Although included in many Anglican calendars around the world, Saint Lucy (the English translation of Santa Lucia) is not particularly well-known or popular among Episcopalians, General Convention only recently added her to our calendar, but she is a gem that I hope we embrace. Here in America, Lucy is much more celebrated among Scandinavian Lutherans. My mom’s parents were Scandinavian (Swedish mom and Norwegian dad) so I grew up celebrating Lucy and now continue those traditions with my children.
What we know about the historic Lucy is quite limited: she was an Italian Christian martyred during the Diocletian persecution of 304 CE. That’s basically it. But stories and legends abound. There are stories of her refusing to offer sacrifices to the emperor, of giving away her dowry to the poor, and of resisting marriage so she could commit herself to Christ. As one might expect for a martyr, some of these of these stories are rather graphic and bloody. I warn you that if you look for images of Saint Lucy, you will find several with her holding her eyeballs on a platter. Needless to say, I am judicious of the age and sensitivity of the listeners when deciding which stories to share. At the core of all of the stories and legends of Lucy, however, are the virtues of faith, courage, and generosity.
There is one legend I never fail to tell that comes from my Scandinavian ancestors. In order to understand this story, you must remember that the old Julian calendar did not fully take into account the precise length of a trip around the sun, so the calendar slowly drifted. It had drifted so far by the late Middle Ages that the shortest day of the year was December 13th, the Feast of St. Lucy. The legend goes that there was a famine in a Swedish village and the people were running low on food. Survival through the winter was unlikely. On December 13th, that longest night of the year, when the food had run out and it seemed like all hope was lost, townsfolk saw a light coming. As the light approached, they could begin to make out what it was: a young woman with candles on her head. It was Lucy! And she brought enough food to save the people that winter!
This is the Lucy we know and celebrate in my family every year. Growing up, I have fond memories of bringing breakfast in bed to Mom on Saint Lucy’s day. I remember going to the local Swedish heritage lodge in Raleigh, North Carolina for a Saint. Lucy party. My brother and I dressed as star boys and my sister dressed in the traditional white robe with a wreath on her head.

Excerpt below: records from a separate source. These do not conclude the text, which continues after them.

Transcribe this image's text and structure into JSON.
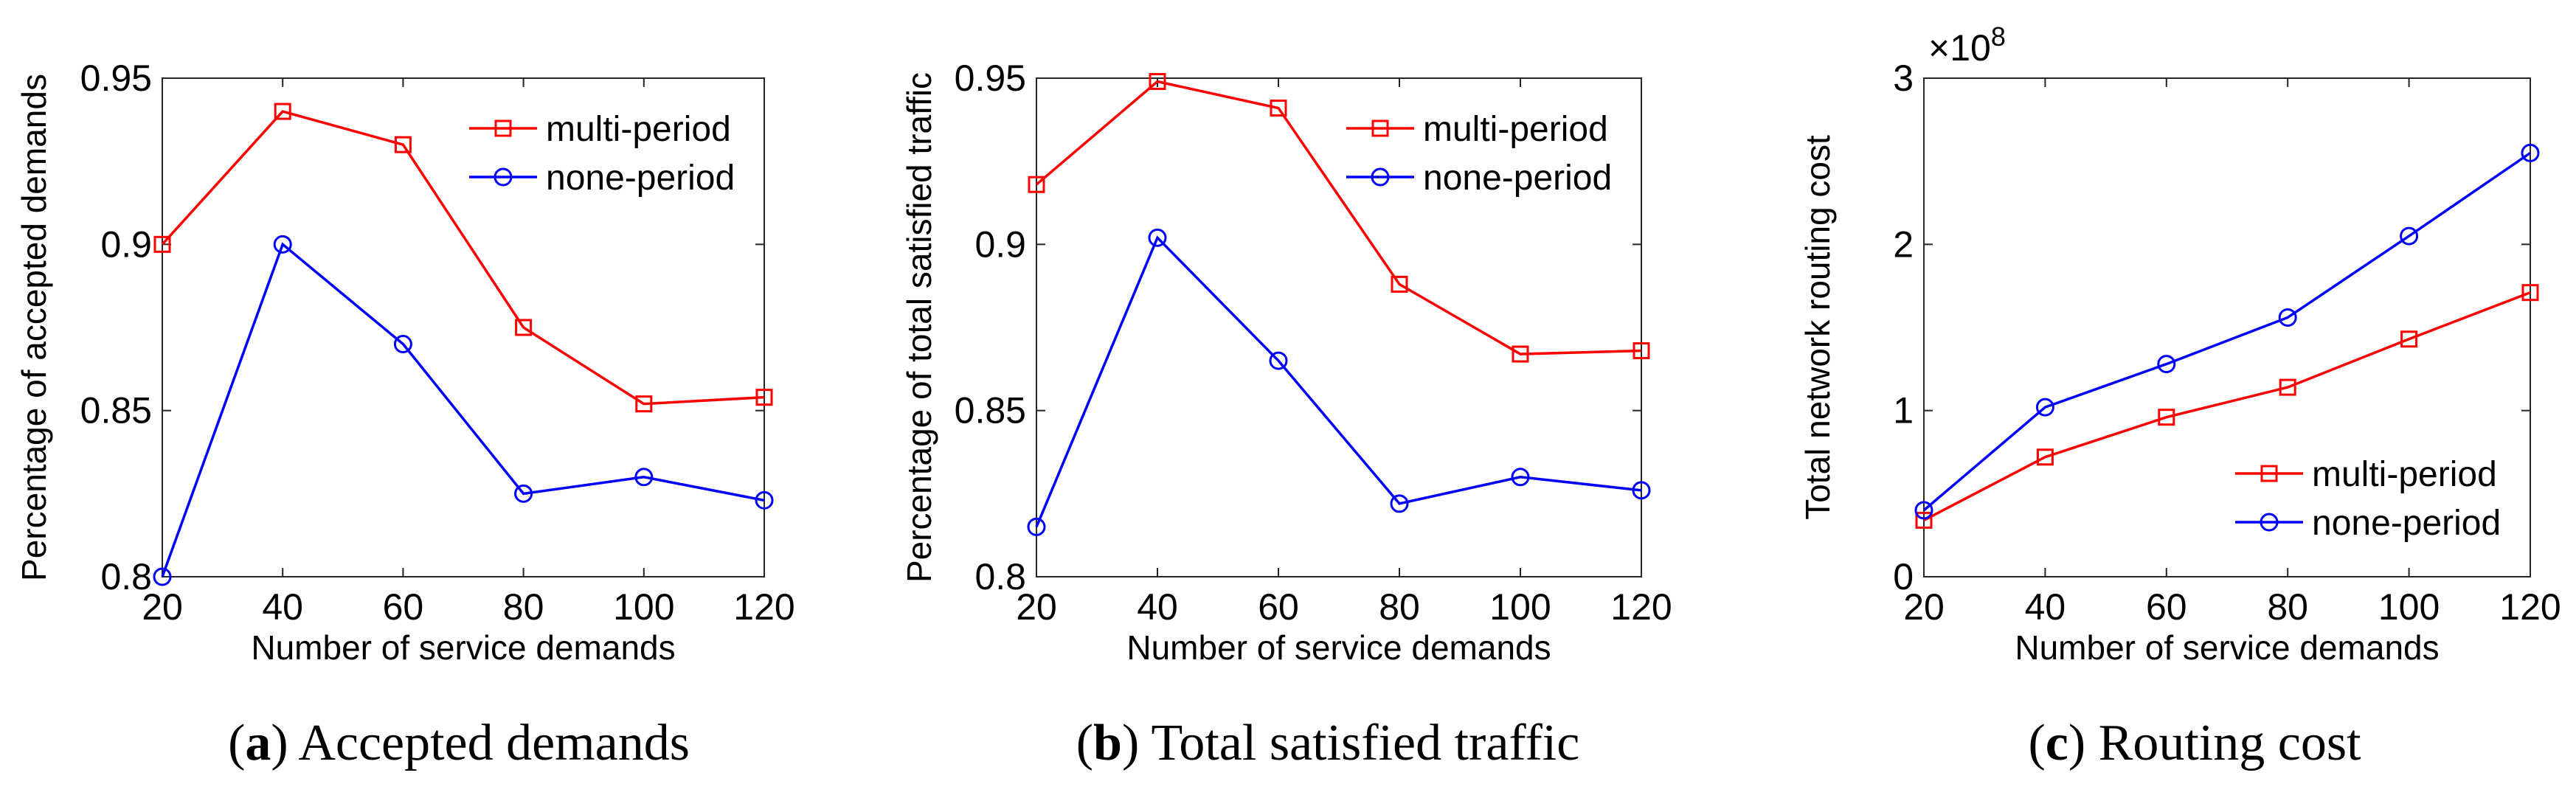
{
  "chart_data": [
    {
      "type": "line",
      "panel": "a",
      "caption_letter": "a",
      "caption_text": "Accepted demands",
      "xlabel": "Number of service demands",
      "ylabel": "Percentage of accepted demands",
      "x": [
        20,
        40,
        60,
        80,
        100,
        120
      ],
      "xlim": [
        20,
        120
      ],
      "ylim": [
        0.8,
        0.95
      ],
      "yticks": [
        0.8,
        0.85,
        0.9,
        0.95
      ],
      "ytick_labels": [
        "0.8",
        "0.85",
        "0.9",
        "0.95"
      ],
      "exponent_label": "",
      "legend_position": "top-right",
      "series": [
        {
          "name": "multi-period",
          "color": "#ff0000",
          "marker": "square",
          "values": [
            0.9,
            0.94,
            0.93,
            0.875,
            0.852,
            0.854
          ]
        },
        {
          "name": "none-period",
          "color": "#0000ff",
          "marker": "circle",
          "values": [
            0.8,
            0.9,
            0.87,
            0.825,
            0.83,
            0.823
          ]
        }
      ]
    },
    {
      "type": "line",
      "panel": "b",
      "caption_letter": "b",
      "caption_text": "Total satisfied traffic",
      "xlabel": "Number of service demands",
      "ylabel": "Percentage of total satisfied traffic",
      "x": [
        20,
        40,
        60,
        80,
        100,
        120
      ],
      "xlim": [
        20,
        120
      ],
      "ylim": [
        0.8,
        0.95
      ],
      "yticks": [
        0.8,
        0.85,
        0.9,
        0.95
      ],
      "ytick_labels": [
        "0.8",
        "0.85",
        "0.9",
        "0.95"
      ],
      "exponent_label": "",
      "legend_position": "top-right",
      "series": [
        {
          "name": "multi-period",
          "color": "#ff0000",
          "marker": "square",
          "values": [
            0.918,
            0.949,
            0.941,
            0.888,
            0.867,
            0.868
          ]
        },
        {
          "name": "none-period",
          "color": "#0000ff",
          "marker": "circle",
          "values": [
            0.815,
            0.902,
            0.865,
            0.822,
            0.83,
            0.826
          ]
        }
      ]
    },
    {
      "type": "line",
      "panel": "c",
      "caption_letter": "c",
      "caption_text": "Routing cost",
      "xlabel": "Number of service demands",
      "ylabel": "Total network routing cost",
      "x": [
        20,
        40,
        60,
        80,
        100,
        120
      ],
      "xlim": [
        20,
        120
      ],
      "ylim": [
        0,
        3
      ],
      "yticks": [
        0,
        1,
        2,
        3
      ],
      "ytick_labels": [
        "0",
        "1",
        "2",
        "3"
      ],
      "exponent_label": "×10",
      "exponent_power": "8",
      "legend_position": "bottom-right",
      "series": [
        {
          "name": "multi-period",
          "color": "#ff0000",
          "marker": "square",
          "values": [
            0.34,
            0.72,
            0.96,
            1.14,
            1.43,
            1.71
          ]
        },
        {
          "name": "none-period",
          "color": "#0000ff",
          "marker": "circle",
          "values": [
            0.4,
            1.02,
            1.28,
            1.56,
            2.05,
            2.55
          ]
        }
      ]
    }
  ]
}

When I had children, I wanted to celebrate Lucy with them. I wake the eldest up early and we bake Saffransbullar – a traditional saffron sweet bread eaten on St. Lucy’s day – and then the other kids join us to bring the bread to my wife in bed. Traditionally, the Lucia bride wears candles on her head, but that does not seem particularly safe, so I found a wreath with electric candles and another made from fabric. We happened to have a star wand for my son and made a simple Star Boy hat (which looks a bit like a dunce cap). I tell stories about Lucy, both the historic Lucy and always the Scandinavian legend, too.
The Book of Common Prayer calls saints “the lights of the world in their generations” (p.380). The ongoing legends of Lucy remind us that the prayer book has that half right: Saints are lights in future generations as well. Lucy meant something to Roman Christians undergoing persecution in the 4thcentury, to Scandinavian Christians living in great darkness a thousand years later, and to many Christians today. The name Lucy means light. She is a light, but more importantly she points us to the light of Christ. In the literal darkness we face every year at this time and in the greater darkness we face in our lives and in the world, Lucy reminds us that the light of Christ shines in the midst of it all, and the darkness does not overcome it.